I'm trying to understand how much memory a simple job consumes (based on this python script). I run the same script on a single worker with different numbers of cores allocated.
The results of this little test are:
$ sacct -j 875,876,877,878,879,880 --format=JobID,reqcpus,elapsed,MaxRSS,maxvmsize
JobID ReqCPUS Elapsed MaxRSS MaxVMSize
------------ -------- ---------- ---------- ----------
875 1 00:03:24
875.batch 1 00:03:24 33584K 254884K
876 2 00:01:52
876.batch 2 00:01:52 43560K 274124K
877 4 00:01:09
877.batch 4 00:01:09 66672K 311580K
878 8 00:00:38
878.batch 8 00:00:38 111636K 385468K
879 16 00:00:20
879.batch 16 00:00:20 1308K 79660K
880 32 00:00:11
880.batch 32 00:00:11 1488K 79792K
Which is mostly fine, I would expect that if I use more cores the time would be shorter. What I don't quite understand is why MaxRSS and MaxVMSize increase with increasing number of cores but then suddenly drop.
Does anyone have an idea what is going on here?
The fact that memory usage increases with the number of CPUs is expected as the multiprocessing
packages relies on forking, which duplicates memory in most situations in a Python context due to reference counting, and the fact that multiprocessing
manages memory sharing by pickling information and sending copies of data by default.

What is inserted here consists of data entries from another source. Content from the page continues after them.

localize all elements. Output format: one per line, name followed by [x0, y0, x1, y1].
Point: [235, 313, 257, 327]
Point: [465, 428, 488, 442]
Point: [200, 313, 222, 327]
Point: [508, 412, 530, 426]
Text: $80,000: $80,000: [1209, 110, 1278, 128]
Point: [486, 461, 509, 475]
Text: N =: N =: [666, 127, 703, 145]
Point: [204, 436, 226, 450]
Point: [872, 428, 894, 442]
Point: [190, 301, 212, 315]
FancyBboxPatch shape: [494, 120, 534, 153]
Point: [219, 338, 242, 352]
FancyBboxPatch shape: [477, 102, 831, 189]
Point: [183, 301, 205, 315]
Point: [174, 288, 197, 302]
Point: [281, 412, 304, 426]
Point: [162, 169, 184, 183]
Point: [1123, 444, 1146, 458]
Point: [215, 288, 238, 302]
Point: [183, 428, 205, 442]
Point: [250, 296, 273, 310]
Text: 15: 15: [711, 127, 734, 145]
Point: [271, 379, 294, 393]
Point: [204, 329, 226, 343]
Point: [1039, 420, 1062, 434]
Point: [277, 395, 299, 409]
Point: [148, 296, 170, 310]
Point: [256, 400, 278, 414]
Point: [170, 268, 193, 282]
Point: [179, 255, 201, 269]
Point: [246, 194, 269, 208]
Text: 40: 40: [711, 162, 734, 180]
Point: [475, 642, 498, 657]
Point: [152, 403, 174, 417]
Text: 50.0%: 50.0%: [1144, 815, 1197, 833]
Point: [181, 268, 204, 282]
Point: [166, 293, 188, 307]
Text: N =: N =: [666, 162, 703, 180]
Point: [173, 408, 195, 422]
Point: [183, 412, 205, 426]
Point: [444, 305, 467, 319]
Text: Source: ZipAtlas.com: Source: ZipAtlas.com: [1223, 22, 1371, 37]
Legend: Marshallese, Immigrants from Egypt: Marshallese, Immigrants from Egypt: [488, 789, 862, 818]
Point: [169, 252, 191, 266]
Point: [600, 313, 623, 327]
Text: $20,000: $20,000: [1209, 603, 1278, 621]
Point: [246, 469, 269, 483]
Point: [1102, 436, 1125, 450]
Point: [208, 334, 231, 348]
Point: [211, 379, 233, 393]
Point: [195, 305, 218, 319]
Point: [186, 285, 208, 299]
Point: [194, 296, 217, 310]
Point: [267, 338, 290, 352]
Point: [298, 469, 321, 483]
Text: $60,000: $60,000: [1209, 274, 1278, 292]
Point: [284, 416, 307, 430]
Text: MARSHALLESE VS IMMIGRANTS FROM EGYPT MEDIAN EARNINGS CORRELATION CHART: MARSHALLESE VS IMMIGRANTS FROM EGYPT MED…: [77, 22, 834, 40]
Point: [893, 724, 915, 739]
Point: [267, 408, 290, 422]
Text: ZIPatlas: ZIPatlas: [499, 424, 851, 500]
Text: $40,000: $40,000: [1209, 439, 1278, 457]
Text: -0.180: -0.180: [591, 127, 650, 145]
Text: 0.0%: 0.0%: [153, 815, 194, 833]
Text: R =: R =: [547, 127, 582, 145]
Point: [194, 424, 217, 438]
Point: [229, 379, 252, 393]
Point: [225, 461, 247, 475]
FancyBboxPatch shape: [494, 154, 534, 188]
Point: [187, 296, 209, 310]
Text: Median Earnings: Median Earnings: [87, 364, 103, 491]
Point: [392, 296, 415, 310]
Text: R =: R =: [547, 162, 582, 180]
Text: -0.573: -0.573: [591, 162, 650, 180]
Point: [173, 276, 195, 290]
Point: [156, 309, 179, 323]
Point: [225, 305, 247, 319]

The fact that it decreases when ReqCPUS>8
is most probably due to the fact that Slurm accounts memory usage at sampling intervals, which is 30
by default (check with scontrol show config|grep JobAcctGatherFrequency
) It seems that in your case, with ReqCPUS>8
, Elapsed
is <30s
and therefore you end up with a memory measurement which has happened at the very beginning of the jobs and is not representative of the actual usage.